To preface this, I feel it’s important to first talk about the risks of viruses and disease spreading from contact with equipment. For the purposes of this illustration, let’s look at one of the more obvious risks for contamination: microphones. Germs in our mouth are contained in microscopic droplets which we exhale along with air as we speak or sing. Expectantly, the expectorate inevitably gathers on surfaces, in this case the windscreen of a microphone. When virus or bacteria are contained in these droplets, if proper hygiene is not observed, there is a possibility of transference should the next person touch that windscreen with their lips. Moreover, if someone removes or otherwise touches that windscreen and then touches their face coming in contact with the mucous membranes, that person may contract an infection. The same can be said of transference from other equipment like cameras, sound boards, etc.

So, what steps can we take to insure the safety of our crew and talent? 

One simple step is to avoid sharing equipment if possible. Having dedicated microphones, cameras and other such equipment will reduce the likelihood of transferring viruses.  

 A recommended practice for microphones is to use plastic bags over the tops of your windscreens to avoid having to clean the microphone after each use. While this can definitely save time and effort, extra precaution should be taken when removing the bag as droplets can fly off during removal subsequently contaminating objects nearby. It is recommended to wear a face shield or mask and goggles along with a double layer of plastic gloves as you carefully remove the bag. After handling the cover, remove the outer pair of gloves and dispose of them along with the bag.  

Many windscreens are made of polyurethane foam. If you are thinking of cleaning your windscreen in a high-temperature wash, keep in mind that it poses a risk to the integrity of the windscreen and will likely damage any printed logos they may have. We recommend hand-washing at a lower temperature using a degreasing detergent. The detergent will likely be sufficient to remove the fatty coating on any virus to eliminate it. 

When looking to disinfect devices such as battery packs, control boards and the like, the World Health Organization recommends various alcohol-based disinfectants. Isopropyl with a 70% alcohol concentration will do for most surfaces. It’s important to note that while these may be effective in preventing the spread of germs and viruses, some disinfectants may have different reactions to the surface of your device. We suggest testing your disinfectant in small areas before using it to wipe everything down. For glass surfaces such as lenses, a 99.9% concentration is recommended.

When using the disinfectant, be sure to wear gloves. Again, the double layer method works best. Remove your battery and prep the surface using an  air-blower or duster. When applying the disinfectant be careful to avoid gaps or holes which moisture can get to the inner mechanisms and circuitry causing damage. It’s best to spray into a micro-fiber cloth and clean the surface thoroughly. 

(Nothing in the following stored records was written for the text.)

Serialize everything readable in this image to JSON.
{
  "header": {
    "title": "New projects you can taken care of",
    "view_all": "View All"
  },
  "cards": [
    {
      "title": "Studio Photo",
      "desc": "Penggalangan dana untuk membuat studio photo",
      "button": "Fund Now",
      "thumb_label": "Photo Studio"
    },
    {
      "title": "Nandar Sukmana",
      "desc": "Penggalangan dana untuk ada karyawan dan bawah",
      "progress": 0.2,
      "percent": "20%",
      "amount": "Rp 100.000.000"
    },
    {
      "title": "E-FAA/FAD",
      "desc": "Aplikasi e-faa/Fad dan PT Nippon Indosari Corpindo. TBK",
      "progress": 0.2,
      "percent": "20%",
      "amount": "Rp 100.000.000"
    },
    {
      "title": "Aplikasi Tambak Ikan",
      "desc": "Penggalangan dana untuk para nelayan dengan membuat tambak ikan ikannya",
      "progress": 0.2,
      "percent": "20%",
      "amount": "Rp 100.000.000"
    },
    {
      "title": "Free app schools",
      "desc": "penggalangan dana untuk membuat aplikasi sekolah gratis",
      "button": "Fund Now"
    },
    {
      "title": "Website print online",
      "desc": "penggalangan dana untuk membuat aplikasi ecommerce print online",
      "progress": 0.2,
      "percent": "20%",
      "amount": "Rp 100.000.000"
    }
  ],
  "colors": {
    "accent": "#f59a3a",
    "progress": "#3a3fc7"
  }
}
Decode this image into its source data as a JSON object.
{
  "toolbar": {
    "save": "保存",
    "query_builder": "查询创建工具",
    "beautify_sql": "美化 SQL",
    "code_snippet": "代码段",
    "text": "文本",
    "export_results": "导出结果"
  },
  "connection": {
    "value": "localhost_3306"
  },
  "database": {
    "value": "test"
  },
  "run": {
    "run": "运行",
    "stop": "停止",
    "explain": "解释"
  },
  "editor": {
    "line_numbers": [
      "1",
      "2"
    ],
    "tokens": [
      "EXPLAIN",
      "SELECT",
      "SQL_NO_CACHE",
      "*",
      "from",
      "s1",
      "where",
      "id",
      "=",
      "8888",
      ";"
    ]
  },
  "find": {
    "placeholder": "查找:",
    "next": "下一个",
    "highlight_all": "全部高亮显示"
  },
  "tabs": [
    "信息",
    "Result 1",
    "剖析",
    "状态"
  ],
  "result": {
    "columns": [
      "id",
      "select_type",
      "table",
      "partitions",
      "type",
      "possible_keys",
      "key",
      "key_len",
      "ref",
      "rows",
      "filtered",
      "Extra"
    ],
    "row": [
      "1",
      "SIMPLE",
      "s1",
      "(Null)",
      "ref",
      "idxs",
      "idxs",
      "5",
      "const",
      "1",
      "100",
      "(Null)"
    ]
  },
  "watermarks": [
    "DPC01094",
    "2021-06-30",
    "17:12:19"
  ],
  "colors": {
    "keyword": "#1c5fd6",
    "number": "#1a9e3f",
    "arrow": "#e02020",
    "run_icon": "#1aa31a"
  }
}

Lastly, if at all possible, quarantine your equipment for at least 72 hours between uses. This will allow enough time for most viruses to die. To make things easier to organize, you can also make two areas in your storage room: a drop-off zone and a sanitized zone. This way you can bulk sanitize your equipment and distinguish between what equipment can be used and what needs sanitizing. Keeping a checklist will help with communication among your team.

As always, please keep in the practice of washing your hands in compliance with standard hygiene recommendations both before and after handling equipment and make sure any personnel coming in contact with the equipment does the same. While we may be professionals in the AV industry, we do not claim any expertise in treating or eradicating all germs and illness so please take these recommendations as guidelines to better safeguard you and your team.

Thanks for reading and stay safe out there!